Substitutionen: Für eine glutenfreie Variante ersetzen Sie das Ei in der Füllung durch 2 EL gemahlene Leinsamen, die Sie mit 6 EL Wasser verrühren und 5 Minuten quellen lassen. Die Sahne können Sie durch Hafer- oder Sojasahne ersetzen. Wer keinen Rotwein mag, nimmt einfach mehr Brühe.
Benötigte Küchenausstattung
Für dieses Rezept brauchen Sie kein Profi-Equipment. Ein guter Bräter oder ein schwerer Schmortopf mit Deckel ist das A und O. Ich verwende einen gusseisernen Bräter von „Le Creuset”, aber ein einfacher Emaille-Bräter tut es auch. Wichtig ist, dass der Topf hitzebeständig ist und einen dicht schließenden Deckel hat.

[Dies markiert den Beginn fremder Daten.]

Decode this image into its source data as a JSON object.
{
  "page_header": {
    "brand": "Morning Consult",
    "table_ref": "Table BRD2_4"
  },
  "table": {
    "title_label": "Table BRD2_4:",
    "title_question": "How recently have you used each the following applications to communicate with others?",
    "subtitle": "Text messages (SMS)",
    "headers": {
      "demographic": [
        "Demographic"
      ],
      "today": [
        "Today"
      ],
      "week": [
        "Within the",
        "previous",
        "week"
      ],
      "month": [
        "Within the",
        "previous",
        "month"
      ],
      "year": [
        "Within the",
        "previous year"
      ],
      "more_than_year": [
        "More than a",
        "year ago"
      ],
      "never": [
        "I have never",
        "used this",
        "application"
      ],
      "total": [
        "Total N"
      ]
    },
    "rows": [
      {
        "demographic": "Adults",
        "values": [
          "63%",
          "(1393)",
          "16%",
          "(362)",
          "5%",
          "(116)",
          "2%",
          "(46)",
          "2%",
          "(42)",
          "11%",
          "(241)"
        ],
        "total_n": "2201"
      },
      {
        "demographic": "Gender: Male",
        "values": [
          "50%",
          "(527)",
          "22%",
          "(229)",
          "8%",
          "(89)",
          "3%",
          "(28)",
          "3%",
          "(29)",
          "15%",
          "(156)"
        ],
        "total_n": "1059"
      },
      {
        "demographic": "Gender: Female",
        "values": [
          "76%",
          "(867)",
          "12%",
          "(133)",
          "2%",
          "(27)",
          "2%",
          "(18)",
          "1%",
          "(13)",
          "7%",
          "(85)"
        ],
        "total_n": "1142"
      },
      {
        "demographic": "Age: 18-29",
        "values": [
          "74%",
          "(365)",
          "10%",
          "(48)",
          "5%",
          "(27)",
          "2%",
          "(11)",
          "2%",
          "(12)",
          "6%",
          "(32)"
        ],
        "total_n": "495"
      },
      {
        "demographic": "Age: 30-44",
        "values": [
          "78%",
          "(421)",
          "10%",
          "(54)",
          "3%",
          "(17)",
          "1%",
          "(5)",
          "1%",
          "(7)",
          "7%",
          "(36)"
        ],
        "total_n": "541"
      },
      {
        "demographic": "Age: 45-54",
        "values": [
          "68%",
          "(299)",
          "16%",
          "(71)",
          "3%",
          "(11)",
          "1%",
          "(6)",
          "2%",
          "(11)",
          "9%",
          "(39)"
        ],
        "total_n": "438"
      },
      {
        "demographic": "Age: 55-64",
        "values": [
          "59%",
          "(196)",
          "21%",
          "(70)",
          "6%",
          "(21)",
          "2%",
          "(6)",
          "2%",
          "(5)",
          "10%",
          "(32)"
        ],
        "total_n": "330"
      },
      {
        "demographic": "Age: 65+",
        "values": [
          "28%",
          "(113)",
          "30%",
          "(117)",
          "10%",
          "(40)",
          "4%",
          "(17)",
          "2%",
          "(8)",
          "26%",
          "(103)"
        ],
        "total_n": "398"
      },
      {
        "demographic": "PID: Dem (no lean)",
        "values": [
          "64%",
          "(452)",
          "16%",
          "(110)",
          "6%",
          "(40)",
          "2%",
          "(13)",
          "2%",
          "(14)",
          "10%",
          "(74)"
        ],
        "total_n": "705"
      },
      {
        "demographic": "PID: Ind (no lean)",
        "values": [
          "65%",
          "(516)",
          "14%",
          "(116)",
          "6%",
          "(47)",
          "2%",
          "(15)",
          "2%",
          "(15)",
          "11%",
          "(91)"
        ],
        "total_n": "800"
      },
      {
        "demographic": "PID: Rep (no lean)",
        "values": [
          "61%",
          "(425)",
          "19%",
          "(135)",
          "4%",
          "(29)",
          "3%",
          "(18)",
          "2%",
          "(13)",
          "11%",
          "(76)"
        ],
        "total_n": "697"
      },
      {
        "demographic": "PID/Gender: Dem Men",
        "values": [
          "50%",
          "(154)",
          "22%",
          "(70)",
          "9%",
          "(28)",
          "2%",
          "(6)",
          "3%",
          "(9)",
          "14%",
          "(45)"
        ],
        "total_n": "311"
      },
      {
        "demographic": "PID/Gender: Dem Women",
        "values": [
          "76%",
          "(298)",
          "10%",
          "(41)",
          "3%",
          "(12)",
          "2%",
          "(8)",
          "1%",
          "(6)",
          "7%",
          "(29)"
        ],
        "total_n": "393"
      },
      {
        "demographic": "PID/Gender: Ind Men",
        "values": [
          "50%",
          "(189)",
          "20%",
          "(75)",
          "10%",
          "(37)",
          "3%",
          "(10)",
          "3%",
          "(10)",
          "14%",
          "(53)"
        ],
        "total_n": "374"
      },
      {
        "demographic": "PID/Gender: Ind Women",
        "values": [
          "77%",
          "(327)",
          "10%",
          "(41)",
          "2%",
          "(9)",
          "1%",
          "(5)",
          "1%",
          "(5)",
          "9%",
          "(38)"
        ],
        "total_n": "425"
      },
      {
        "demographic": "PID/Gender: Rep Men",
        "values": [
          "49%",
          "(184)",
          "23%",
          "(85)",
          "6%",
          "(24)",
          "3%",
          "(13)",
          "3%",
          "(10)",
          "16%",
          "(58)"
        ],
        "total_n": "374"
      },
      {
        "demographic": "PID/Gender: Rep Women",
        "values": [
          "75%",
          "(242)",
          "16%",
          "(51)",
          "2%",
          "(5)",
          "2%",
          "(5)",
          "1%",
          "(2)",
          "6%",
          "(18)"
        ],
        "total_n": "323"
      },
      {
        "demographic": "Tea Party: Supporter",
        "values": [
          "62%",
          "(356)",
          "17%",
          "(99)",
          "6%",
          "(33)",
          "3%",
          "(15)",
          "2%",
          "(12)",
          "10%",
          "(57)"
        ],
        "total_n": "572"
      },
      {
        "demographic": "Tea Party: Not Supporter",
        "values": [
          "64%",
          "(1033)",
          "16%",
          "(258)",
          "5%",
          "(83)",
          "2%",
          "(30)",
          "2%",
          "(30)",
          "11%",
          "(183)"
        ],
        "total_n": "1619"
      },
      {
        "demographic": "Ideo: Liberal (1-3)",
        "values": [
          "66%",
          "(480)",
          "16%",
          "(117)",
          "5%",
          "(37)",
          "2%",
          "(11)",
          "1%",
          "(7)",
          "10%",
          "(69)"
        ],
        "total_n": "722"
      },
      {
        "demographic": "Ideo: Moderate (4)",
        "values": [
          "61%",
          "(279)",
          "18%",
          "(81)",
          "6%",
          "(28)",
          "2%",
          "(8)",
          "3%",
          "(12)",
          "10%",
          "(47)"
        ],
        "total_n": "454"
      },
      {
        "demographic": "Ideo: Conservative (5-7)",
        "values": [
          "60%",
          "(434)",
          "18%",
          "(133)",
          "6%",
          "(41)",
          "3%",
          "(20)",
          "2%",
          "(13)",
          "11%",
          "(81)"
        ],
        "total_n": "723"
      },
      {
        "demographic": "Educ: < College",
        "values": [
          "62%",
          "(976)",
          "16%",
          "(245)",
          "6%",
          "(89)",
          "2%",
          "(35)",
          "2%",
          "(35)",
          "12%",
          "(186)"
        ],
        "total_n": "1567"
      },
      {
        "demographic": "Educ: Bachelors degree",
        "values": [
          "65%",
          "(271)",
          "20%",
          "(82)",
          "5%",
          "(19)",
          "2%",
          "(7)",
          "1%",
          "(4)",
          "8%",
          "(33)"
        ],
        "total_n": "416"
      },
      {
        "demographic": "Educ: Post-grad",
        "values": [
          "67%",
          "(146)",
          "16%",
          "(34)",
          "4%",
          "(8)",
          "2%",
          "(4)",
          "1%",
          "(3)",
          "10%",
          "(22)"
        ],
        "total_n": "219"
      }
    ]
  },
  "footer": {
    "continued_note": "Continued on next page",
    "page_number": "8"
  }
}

- Einen Bräter oder Schmortopf (ca. 4-5 Liter Fassungsvermögen)
- Ein scharfes Messer und ein großes Schneidebrett
- Eine Küchenwaage
- Eine Schüssel für die Füllung
- Einen Kochlöffel oder eine Holzkelle
- Ein Fleischthermometer (optional, aber sehr empfehlenswert für perfekte Garstufen)
- Alufolie
Mein Geheimtipp: Investieren Sie in ein gutes Fleischthermometer. Es kostet nicht viel und nimmt Ihnen das Rätselraten. Ich hatte früher oft trockene Braten, weil ich sie zu lange im Ofen ließ. Seit ich ein Thermometer benutze, gelingt mir jeder Braten auf den Punkt. Budgetfreundliche Modelle gibt es schon ab 15 Euro – die sind völlig ausreichend.
Zubereitung – Schritt für Schritt zum perfekten Braten
Nehmen Sie sich Zeit für die Vorbereitung. Der Braten wird es Ihnen danken. Ich bereite die Füllung immer am Vortag zu – das spart Stress und die Aromen können wunderbar durchziehen. Aber auch am selben Tag funktioniert es natürlich.
Schritt 1: Die Maronen-Füllung vorbereiten (ca. 20 Minuten)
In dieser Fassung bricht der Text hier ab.